LATHROP – Lisa Lee has a dream. The Lathrop High School’s Class of 2013 salutatorian would like to see the day when diabetes will no longer be a scourge to those who have the disease.

She knows only too well the toll that diabetes inflicts on the life of those who daily depend on various types of pills while trying to live as normal a life as possible. Her father’s side of the family has a long line of diabetics and she has seen them struggle through the disease, said the Lathrop High graduate whose choice of a career to pursue in college was inspired by these suffering loved ones.

“I would like to help them so they don’t have to rely on their medication every single day,” said Lee as she explained why she has chosen to study pharmaceutical chemistry at the University of California at Davis starting this fall.

Lee is the middle child and only daughter of Jian Wen Li and his wife Wan Tan Li. The Spartan graduate spells her last name differently but both surnames are pronounced the same way. Her parents were both born in China and are the owners of Yan Yan Deli Chinese restaurant in Lathrop.
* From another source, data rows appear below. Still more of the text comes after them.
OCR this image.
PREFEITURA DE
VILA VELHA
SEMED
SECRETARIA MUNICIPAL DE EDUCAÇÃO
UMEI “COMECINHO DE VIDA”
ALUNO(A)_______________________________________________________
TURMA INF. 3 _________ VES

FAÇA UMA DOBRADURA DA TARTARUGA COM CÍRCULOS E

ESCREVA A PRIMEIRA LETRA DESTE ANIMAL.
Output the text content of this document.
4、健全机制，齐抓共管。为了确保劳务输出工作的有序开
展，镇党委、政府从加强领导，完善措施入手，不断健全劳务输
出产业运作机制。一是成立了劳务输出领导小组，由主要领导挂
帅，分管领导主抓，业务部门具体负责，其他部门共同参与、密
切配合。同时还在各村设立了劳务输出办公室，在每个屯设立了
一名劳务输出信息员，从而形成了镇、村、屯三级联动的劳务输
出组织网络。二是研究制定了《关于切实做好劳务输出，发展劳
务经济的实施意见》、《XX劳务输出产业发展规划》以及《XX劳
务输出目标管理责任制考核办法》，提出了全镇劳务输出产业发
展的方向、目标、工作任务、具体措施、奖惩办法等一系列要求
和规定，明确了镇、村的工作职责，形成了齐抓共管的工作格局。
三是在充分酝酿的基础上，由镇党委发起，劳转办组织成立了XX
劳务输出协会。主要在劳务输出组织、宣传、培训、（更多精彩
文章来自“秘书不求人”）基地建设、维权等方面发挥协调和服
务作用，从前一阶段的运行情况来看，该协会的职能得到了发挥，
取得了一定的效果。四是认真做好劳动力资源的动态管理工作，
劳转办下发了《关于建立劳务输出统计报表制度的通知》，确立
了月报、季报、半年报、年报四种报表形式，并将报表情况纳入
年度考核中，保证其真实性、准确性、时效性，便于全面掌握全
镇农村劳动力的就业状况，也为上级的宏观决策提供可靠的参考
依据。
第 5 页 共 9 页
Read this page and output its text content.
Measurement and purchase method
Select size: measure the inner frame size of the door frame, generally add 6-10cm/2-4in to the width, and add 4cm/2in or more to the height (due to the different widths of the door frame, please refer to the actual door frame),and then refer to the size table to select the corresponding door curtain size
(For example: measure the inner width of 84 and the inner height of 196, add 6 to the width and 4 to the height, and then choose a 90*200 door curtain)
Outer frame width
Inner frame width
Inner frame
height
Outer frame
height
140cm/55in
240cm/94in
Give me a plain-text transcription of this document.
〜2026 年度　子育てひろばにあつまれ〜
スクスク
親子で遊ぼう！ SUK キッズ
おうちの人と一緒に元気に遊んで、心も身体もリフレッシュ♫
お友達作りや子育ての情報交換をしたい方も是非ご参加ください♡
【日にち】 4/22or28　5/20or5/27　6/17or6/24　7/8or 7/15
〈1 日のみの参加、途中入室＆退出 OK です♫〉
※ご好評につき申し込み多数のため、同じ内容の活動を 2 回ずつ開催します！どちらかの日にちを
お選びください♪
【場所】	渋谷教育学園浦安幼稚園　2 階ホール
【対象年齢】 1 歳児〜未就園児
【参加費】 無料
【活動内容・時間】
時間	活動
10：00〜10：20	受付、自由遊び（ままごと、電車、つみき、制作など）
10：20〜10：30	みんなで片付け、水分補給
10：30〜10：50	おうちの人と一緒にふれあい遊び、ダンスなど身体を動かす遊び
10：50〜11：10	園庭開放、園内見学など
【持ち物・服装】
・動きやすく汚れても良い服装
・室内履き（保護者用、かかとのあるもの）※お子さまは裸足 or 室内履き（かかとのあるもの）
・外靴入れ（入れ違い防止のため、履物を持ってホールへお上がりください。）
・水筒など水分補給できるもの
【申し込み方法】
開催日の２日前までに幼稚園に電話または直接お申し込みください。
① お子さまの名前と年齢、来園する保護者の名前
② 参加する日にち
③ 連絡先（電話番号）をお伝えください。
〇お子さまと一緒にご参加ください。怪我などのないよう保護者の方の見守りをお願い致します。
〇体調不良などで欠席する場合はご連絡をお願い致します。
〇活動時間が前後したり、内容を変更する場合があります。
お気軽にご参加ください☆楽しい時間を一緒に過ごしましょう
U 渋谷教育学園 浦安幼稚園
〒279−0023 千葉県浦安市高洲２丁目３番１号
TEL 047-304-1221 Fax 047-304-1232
Her older brother, also a graduate of Lathrop High, is currently attending Delta College in Stockton. Her younger sibling is a sophomore at Lathrop’s only high school campus west of Interstate 5.

Born in French Camp, Lee attended Westwood Elementary in Stockton until she was in sixth grade when her family moved to Lathrop. She finished eighth grade at Mossdale School a block away from Lathrop City Hall.

At Lathrop High, Lee not only excelled academically – she has a GPA of 4.1167 – but was also active in sports and other extracurricular activities. She played tennis at school until she was a junior and was a varsity tennis player. She was in track and field during her sophomore year. She was also in the school band for four years, and was a member of a group within the band called Naturally Sharp.

After school, Lee worked part-time for Kumon, a learning program aimed at teaching children excel in math and reading.